1.0.3 • Published 6 years ago

mg-aws-lambda-relay v1.0.3

Weekly downloads
8
License
Apache-2.0
Repository
github
Last release
6 years ago

awsLambdaRelay

This library provides a set of helper functions that makes it real easy to dynamically create an SQS queue, attach a Lambda listener and then tear it down afterwards to implement the Relay Batch Design Pattern.

Amazon limits the amount of time a Lambda can execute for, and as soon as the limit has been reached, the function is unceremonially terminated. Therefore it is not suited for long running tasks. But with a little consideration, you can make it work for long tasks.

Problem Decomposition

  1. For multi-tasks, break it up into multiple smaller units and distribute them for processing in parallel
  2. For a task that can't be made parallel, do as much as you can before Lambda terminates, passing it over to the next Lambda call to continue processing.

Examples

  • Paging through SQL records
  • Bulk API calls to an external service (for example SES, SalesForce etc) that can't be saturated with too many calls
  • File import routines

The advantage of doing it programmatically is the reduced administration when it comes to creating and destroying queues with the associated coupling/decoupling of Lambda callbacks.

Lambda Execution Limits

Currently, Amazon limits the execution time to:

  • 30 seconds if triggered from the API Gateway
  • 15 minutes for all other calls

Installation

npm install mg-aws-lambda-relay

The API:

If you want to override some of the queue attributes, then you must pass in the queueName and an object with the necessary attributes

Usage: Step 1; the setup

The first thing you need to do is to establish the relay.
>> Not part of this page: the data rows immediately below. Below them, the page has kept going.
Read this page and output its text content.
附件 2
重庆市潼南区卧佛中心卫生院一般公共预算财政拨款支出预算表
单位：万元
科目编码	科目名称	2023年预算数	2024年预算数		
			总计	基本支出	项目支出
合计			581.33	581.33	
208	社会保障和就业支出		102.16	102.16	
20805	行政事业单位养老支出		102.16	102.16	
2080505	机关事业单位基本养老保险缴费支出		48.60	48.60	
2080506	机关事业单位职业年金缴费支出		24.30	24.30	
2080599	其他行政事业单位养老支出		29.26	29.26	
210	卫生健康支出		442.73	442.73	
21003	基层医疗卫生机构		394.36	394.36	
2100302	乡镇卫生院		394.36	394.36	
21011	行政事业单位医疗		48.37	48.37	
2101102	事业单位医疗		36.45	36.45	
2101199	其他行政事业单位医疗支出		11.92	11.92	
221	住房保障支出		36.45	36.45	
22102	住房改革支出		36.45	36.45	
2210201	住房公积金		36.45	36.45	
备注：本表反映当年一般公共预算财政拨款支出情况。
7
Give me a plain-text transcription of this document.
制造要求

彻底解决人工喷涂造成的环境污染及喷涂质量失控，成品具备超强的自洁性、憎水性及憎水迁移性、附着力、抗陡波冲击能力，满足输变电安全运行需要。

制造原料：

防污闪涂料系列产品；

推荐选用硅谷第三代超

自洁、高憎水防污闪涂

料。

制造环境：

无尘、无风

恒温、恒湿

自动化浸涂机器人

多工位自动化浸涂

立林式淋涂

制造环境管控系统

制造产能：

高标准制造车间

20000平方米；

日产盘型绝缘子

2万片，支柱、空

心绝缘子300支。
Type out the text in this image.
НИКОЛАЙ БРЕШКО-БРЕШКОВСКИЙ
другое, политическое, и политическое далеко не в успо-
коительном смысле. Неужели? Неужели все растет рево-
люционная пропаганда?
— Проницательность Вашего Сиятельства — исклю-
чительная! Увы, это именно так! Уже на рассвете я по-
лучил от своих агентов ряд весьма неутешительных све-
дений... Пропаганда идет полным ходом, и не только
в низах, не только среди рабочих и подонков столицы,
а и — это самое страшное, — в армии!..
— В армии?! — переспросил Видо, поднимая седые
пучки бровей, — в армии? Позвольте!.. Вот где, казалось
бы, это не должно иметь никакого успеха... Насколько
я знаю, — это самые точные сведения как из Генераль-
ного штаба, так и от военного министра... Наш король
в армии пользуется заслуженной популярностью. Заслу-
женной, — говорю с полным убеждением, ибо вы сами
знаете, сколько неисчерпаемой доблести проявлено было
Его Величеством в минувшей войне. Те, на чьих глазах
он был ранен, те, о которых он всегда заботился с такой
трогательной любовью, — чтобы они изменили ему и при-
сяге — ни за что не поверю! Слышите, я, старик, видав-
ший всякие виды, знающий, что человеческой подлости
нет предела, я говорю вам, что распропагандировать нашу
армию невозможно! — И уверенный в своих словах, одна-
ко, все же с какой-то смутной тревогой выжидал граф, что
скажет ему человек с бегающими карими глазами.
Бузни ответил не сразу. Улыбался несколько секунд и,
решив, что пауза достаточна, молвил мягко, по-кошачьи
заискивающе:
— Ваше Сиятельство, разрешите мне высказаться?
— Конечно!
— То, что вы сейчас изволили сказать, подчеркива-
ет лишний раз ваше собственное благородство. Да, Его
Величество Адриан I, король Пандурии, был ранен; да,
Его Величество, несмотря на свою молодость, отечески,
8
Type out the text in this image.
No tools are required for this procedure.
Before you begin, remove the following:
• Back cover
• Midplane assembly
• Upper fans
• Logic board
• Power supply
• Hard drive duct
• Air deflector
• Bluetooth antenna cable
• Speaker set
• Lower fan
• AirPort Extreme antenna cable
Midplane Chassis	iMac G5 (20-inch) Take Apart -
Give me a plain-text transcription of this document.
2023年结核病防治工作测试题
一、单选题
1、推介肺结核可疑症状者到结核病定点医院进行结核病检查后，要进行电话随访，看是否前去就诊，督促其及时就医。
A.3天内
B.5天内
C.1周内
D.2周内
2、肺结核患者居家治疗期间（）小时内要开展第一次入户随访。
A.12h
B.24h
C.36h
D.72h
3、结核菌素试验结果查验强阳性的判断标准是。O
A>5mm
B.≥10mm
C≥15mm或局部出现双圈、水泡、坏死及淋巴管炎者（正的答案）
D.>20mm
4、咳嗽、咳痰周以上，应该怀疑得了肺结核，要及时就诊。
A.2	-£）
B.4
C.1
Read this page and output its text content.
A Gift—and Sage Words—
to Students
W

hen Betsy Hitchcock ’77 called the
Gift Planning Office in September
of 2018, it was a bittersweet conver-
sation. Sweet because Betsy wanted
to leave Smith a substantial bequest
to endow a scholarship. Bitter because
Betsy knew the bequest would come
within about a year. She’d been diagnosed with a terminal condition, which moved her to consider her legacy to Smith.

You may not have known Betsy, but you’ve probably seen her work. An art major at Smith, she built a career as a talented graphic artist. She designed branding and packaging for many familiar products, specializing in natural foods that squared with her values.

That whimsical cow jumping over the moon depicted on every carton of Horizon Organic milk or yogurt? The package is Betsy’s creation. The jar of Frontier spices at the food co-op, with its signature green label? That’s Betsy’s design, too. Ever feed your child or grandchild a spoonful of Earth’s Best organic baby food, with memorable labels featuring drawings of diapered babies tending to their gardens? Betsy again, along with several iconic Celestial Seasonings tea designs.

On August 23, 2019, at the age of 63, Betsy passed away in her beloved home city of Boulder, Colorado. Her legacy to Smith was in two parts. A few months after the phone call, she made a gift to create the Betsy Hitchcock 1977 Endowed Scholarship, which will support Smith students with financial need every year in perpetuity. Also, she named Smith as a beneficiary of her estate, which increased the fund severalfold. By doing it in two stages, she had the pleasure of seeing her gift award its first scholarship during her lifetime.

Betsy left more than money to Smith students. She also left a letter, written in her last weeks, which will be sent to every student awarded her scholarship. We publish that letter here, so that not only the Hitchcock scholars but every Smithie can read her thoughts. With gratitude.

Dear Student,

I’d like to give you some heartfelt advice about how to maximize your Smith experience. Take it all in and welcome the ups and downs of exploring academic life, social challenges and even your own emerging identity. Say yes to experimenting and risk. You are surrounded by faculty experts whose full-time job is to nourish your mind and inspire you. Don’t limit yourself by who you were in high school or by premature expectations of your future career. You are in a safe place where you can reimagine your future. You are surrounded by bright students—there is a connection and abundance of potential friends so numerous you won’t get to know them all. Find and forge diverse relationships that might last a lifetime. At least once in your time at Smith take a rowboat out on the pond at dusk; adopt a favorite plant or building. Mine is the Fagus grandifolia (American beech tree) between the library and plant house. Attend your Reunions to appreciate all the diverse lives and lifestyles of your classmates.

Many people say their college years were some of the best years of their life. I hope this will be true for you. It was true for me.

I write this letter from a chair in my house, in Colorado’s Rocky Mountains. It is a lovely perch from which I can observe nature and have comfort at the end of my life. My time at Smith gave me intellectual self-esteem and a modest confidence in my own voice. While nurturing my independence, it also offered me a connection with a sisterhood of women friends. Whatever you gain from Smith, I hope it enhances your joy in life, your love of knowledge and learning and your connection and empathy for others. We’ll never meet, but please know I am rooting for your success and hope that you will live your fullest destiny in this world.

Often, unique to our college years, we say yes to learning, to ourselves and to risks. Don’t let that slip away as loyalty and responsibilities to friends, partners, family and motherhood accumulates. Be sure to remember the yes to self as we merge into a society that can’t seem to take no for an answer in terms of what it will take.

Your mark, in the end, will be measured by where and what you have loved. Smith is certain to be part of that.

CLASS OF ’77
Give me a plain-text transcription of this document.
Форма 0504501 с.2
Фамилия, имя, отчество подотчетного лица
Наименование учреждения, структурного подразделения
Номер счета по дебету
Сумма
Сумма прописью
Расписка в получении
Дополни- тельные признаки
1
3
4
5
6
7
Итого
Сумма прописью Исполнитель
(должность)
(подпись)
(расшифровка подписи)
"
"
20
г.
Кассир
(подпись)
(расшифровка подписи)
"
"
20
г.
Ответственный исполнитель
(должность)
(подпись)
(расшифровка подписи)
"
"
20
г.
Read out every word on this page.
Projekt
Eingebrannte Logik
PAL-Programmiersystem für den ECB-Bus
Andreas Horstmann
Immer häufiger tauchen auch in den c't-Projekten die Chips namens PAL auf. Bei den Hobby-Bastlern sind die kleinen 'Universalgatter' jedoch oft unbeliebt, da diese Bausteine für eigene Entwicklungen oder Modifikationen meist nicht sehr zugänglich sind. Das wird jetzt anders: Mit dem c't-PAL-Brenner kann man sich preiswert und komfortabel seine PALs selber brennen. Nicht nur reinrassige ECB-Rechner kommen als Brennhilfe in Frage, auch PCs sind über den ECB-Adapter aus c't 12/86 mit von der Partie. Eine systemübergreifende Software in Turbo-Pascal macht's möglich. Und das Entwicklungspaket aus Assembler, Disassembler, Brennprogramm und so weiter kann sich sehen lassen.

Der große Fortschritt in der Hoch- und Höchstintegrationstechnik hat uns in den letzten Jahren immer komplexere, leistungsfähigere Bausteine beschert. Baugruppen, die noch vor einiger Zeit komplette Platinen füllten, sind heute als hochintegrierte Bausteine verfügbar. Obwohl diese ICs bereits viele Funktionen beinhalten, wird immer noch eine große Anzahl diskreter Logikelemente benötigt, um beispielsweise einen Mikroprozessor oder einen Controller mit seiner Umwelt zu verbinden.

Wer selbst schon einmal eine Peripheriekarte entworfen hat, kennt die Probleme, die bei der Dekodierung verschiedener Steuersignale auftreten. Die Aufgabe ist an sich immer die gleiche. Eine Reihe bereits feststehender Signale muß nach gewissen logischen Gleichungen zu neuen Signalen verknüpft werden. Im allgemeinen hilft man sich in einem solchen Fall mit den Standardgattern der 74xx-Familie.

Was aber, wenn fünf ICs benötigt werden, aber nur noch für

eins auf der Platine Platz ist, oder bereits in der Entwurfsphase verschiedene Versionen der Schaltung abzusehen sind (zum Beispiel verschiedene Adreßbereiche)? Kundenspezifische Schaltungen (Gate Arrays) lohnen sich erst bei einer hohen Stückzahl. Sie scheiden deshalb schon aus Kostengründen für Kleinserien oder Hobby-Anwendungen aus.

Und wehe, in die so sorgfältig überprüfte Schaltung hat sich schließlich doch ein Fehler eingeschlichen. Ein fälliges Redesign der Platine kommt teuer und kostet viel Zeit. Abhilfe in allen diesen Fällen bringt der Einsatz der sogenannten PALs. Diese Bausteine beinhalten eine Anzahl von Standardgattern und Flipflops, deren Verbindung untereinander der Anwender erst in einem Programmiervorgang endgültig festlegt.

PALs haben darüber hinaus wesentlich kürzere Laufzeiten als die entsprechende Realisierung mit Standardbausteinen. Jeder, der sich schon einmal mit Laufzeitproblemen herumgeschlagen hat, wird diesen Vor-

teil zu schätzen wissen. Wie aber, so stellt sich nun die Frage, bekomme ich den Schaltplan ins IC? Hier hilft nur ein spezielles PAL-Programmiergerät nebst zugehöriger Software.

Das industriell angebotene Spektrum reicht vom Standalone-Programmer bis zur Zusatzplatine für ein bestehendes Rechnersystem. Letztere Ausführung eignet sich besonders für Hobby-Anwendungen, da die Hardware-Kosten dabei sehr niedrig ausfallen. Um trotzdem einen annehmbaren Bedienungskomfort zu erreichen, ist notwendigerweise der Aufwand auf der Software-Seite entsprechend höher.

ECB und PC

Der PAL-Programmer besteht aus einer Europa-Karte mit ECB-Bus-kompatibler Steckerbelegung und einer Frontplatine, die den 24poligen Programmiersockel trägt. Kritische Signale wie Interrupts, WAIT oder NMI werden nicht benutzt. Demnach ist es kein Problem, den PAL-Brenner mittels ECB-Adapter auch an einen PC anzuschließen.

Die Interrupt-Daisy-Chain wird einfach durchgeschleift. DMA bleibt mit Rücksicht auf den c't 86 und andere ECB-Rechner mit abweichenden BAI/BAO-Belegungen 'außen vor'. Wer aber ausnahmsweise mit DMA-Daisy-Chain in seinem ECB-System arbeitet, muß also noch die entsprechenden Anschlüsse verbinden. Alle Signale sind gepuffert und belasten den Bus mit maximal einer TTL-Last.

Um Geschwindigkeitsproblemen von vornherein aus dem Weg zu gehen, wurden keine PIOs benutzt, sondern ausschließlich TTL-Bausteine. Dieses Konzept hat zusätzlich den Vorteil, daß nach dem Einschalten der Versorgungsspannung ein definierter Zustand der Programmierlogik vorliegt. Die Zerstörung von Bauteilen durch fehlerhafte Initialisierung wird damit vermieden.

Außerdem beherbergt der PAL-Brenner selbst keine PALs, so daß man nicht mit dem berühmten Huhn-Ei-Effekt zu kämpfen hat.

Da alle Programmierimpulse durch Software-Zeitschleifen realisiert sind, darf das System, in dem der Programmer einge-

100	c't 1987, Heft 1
This could be in response of an API Gateway call, passing in some job parameters of the task that has be to be completed. This is a task that won't complete within the allocated 30 seconds that a Lambda is allowed to run for.

"use strict";

const awsRelay = require("mg-aws-lambda-relay");

module.exports = async (event, context, callback) => {

  // Setup the relay
  const lambdaFunc = "nameOfLambdaToProcessUnit";
  const relayPkt   = await awsRelay.setup( context, lambdaFunc );


  // Determine what is you are doing; use the relayPkt object to communicate
  // task details for the upstream Lambda calls
  relayPkt.s3FileToProcess = "/some/key/of/a/big/file.csv";


  // Pass it on to Lambda for processing
  // OR if you can process the units in parallel; then call .relayPass(.) multiple times
  await awsRelay.relayPass( relayPkt );
  
  
  callback(null, awsContext.ok(relayPkt));

}

Usage: Step 2; the worker

Then for the Lambda that is listening for the relay messages, it will execute as much as it can within its time allocation and then pass it on to the next relay or terminate the overall relay.

"use strict";

const awsRelay = require("mg-aws-lambda-relay");
const { PerformanceObserver, performance } = require("perf_hooks");

module.exports = async (event, context, callback) => {

  // Get the relayPkt from the event
  const relayPkt = awsRelay.getRelayPkt(event);
  if ( relayPkt == null ){
    console.log("invalid relay message");
    return;
  }

  // Check to see if there is anything left to do;
  // if not:  await awsRelay.tearDown(relayPkt);


  // Loop around performing your task, small units/batches at a time
  let bStillTime = true;
  while ( bStillTime ){

    // Note the time we start
    const sTime = context.getRemainingTimeInMillis();


    // Perform the small unit of processing you need to do
    // doSomething();


    // Calculate how long it took
    const takenTime = performance.now() - stTime;

    // Determine if have enough time to execute another unit based on the
    // time it took for the last one (with a little buffer time added)
    if ( Math.ceil( takenTime + (takenTime * 0.5) ) > context.getRemainingTimeInMillis() ){
      await relayPass(relayPkt);
      bStillTime = false;
    }

  }

}

Process flow: Single-Threaded Execution

You can think of it

+----------------+
|                |
|  Lambda-Start  |
|                |
+-------+--------+
        |
        | awsRelay.setup()
        | awsRelay.relayPass()
        v
+-------+--------+
|                |
|  Lambda-Worker |
|                |
+-------+--------+
        |
        |
        | awsRelay.relayPass()
        v
+-------+--------+
|                |
|  Lambda-Worker |
|                |
+-------+--------+
        |
        |
        | awsRelay.relayPass()
        v
+-------+--------+
|                |
|  Lambda-Worker |
|                |
+-------+--------+
        |
        |
        | awsRelay.tearDown()
        v
   +----+----+

Process flow: Parallel Execution

If you can have your units run in parallel, then it is easy to use the same mechanism but instead of calling .relayPass() just once, you call it for each processing unit, setting some sort of parameter in the relayPkt to let the Lambda-Worker know which piece of the puzzle they are working on.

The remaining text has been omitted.